Nachdem sein Sohn Anfang des Jahres aus dem Studio ausgezogen sei und sich zunächst keine Nachmieter gefunden hätten, führe er die Unterkunft nun vorübergehend, «solange es geht und solange die Nachfrage nicht zunimmt», als Airbnb-Wohnung.

«Mir geht es vor allem um die Leute, die ich bisher kennengelernt habe», sagt der Vermieter. «Die kommen von überall her. Und wer weiss? Vielleicht ergibt sich ja dann auch für mich mal etwas, wenn ich verreisen will.»

Der Standort Schaffhausen

Zurück zu Reto Baumgartner: Auf Nachfrage bestätigen uns sowohl Schaffhauserland-Tourismus als auch die lokale Wirtschaftsförderung, dass eine Zusammenarbeit mit Anbietern wie ihm bestehe. Bei Schaffhauserland-Tourismus ist Baumgartner als Mitglied eingetragen, deshalb könne er seine Wohnungen auf der Tourismus-Seite bewerben. Auch Christoph Schärrer, kantonaler Wirtschaftsförderer, bestätigt den Kontakt zum Immobilienverwalter Baumgartner: «Es ging um sein neues Angebot betreffend der ‹Serviced Apartments› für die Zielgruppe Geschäftsleute, die für einen befristeten Zeitraum möblierte Wohnungen im Raum Schaffhausen suchen.» Genau so, wie man auch mit anderen Anbietern für diese Zielgruppe, darunter auch Hotels, in Kontakt stehe.

Anruf beim kantonalen Mieterinnen- und Mieterverband Schaffhausen. Dessen Präsidentin, Linda De Ventura, hat als Kantonsrätin vor knapp einem Monat eine Kleine Anfrage eingereicht, um beim Kanton den aktuellen Stand des beschlossenen Aktionsplans gegen Wohnungsknappheit zu erfragen: Denn auf Geheiss des Bundesrats erarbeiteten die Kantone im Februar 2024 Massnahmen, die unter anderem günstigen Wohnraum sichern sollen. Die Antwort der Regierung steht noch aus.

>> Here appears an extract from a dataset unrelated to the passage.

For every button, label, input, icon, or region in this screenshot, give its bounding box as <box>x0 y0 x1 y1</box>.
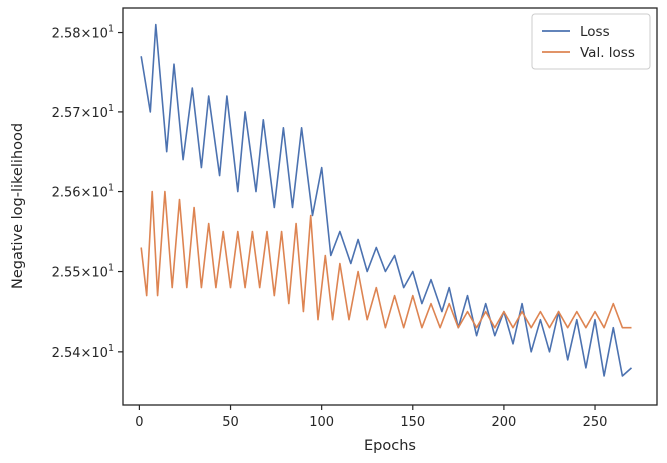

De Ventura sagt: «Die Angebotsmieten sind in den letzten Jahren im Vergleich mit den anderen Kantonen überdurchschnittlich gestiegen, 2024 um 5,4 Prozent, und 2023 holte der Kanton Schaffhausen mit einem Anstieg von 12,6 Prozent sogar den unrühmlichen Spitzenplatz», so De Ventura. Die aktuelle Entwicklung der Airbnbs verfolge der Verband deshalb kritisch: «Die Stadt Schaffhausen sollte aus unserer Sicht ein Reglement für Business-Apartements und Airbnb-Wohnungen erlassen, so wie dies schon in anderen Städten gemacht wurde. Dafür müsste der Stadtrat oder der Grosse Stadtrat aktiv werden.» Wenn das nicht geschehe und sich die Situation weiter zuspitze, müsse man prüfen, ob man diese Regulierung mit einer städtischen Initiative fordern solle.

Klar ist: Bisher sind die kantonalen Regulierungen für Airbnb und Co. sehr locker gefasst.